GBP/USD remains steady after registering 0.5% gains in the previous session, trading around 1.3500 during the Asian hours on Wednesday. The pair further appreciates as the US Dollar (USD) struggles, driven by the latest United States (US) inflation data, which strengthened expectations for a US Federal Reserve rate cut in September.
The US Consumer Price Index (CPI) climbed 2.7% year-over-year in July, matching the 2.7% increase seen in the prior month, and came in below the expected 2.8% increase. Meanwhile, the annual core CPI rose by 3.1% in July, compared to the 2.9% rise seen in June, above the market consensus of 3%.
Markets are now pricing in approximately 94% odds of a Fed rate cut at the September meeting, up from 86% a day ago, according to the CME FedWatch tool. Last week, Fed Governor Michelle Bowman stated that three interest rate cuts are likely to be appropriate this year.
The GBP/USD pair strengthened as the Pound Sterling (GBP) gained ground, as Tuesday’s upbeat United Kingdom (UK) labor market data could allow Bank of England (BoE) officials to maintain their “gradual and careful” monetary expansion stance.

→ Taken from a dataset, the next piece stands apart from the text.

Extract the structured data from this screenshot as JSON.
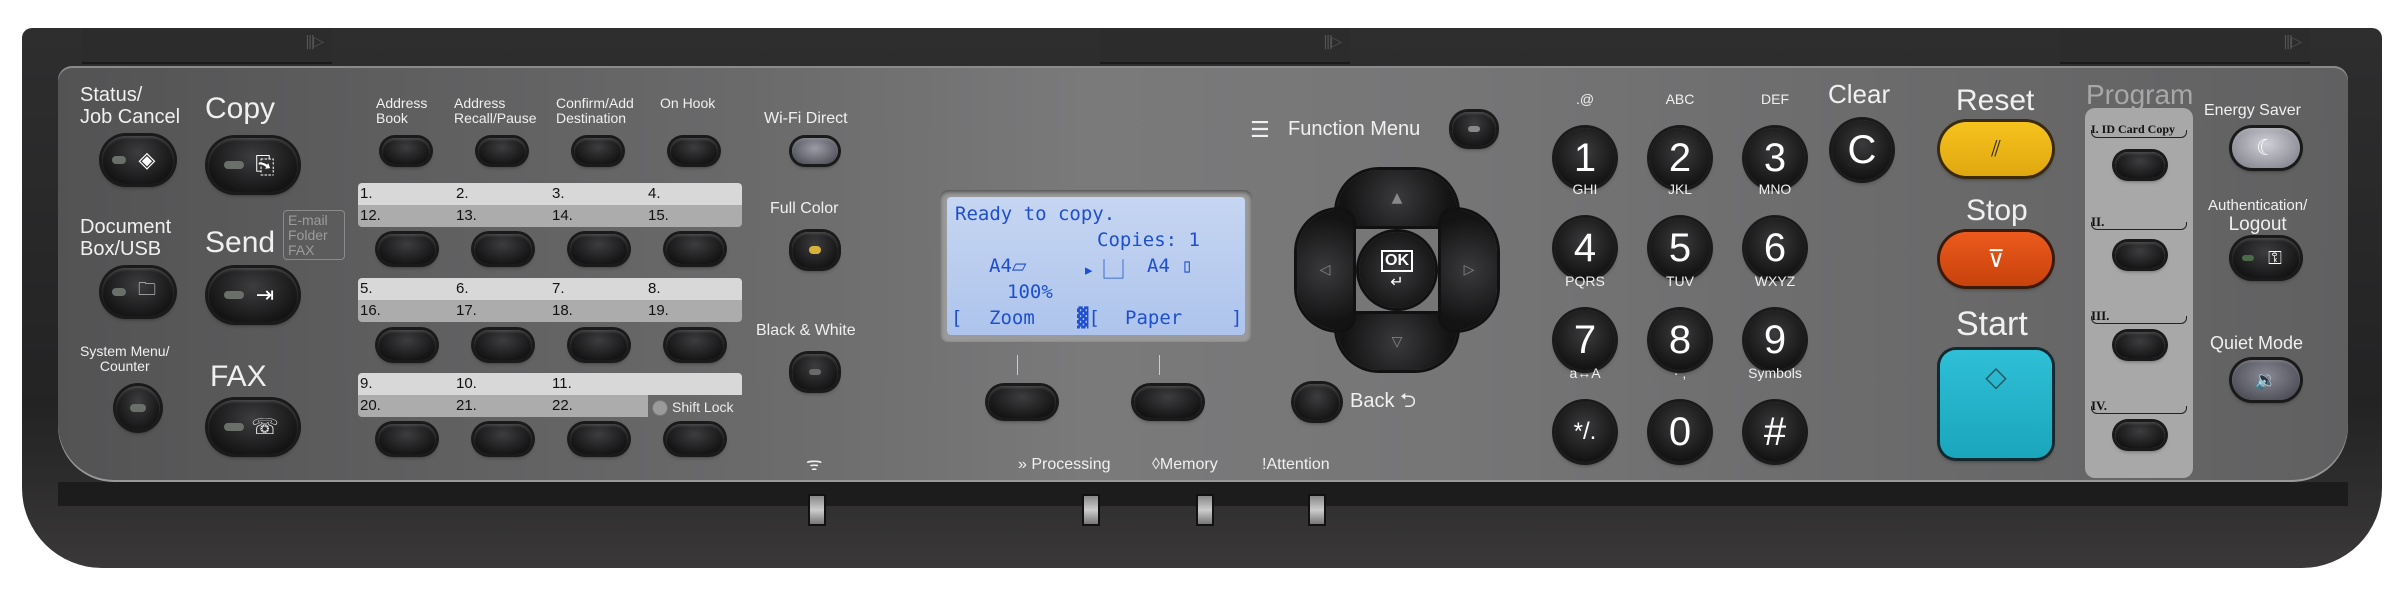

UK Employment Change reported a fresh 239K jobs created in the second quarter, surpassing the 134K workers hired in the three months ending May. The ILO Unemployment Rate remained consistent at 4.7%, as expected. Claimant Count Change for July declined by 6.2K, while it was expected to increase to 20.8K. Traders shift their focus to Thursday’s UK Preliminary Q2 Gross Domestic Product (GDP) and factory data for June.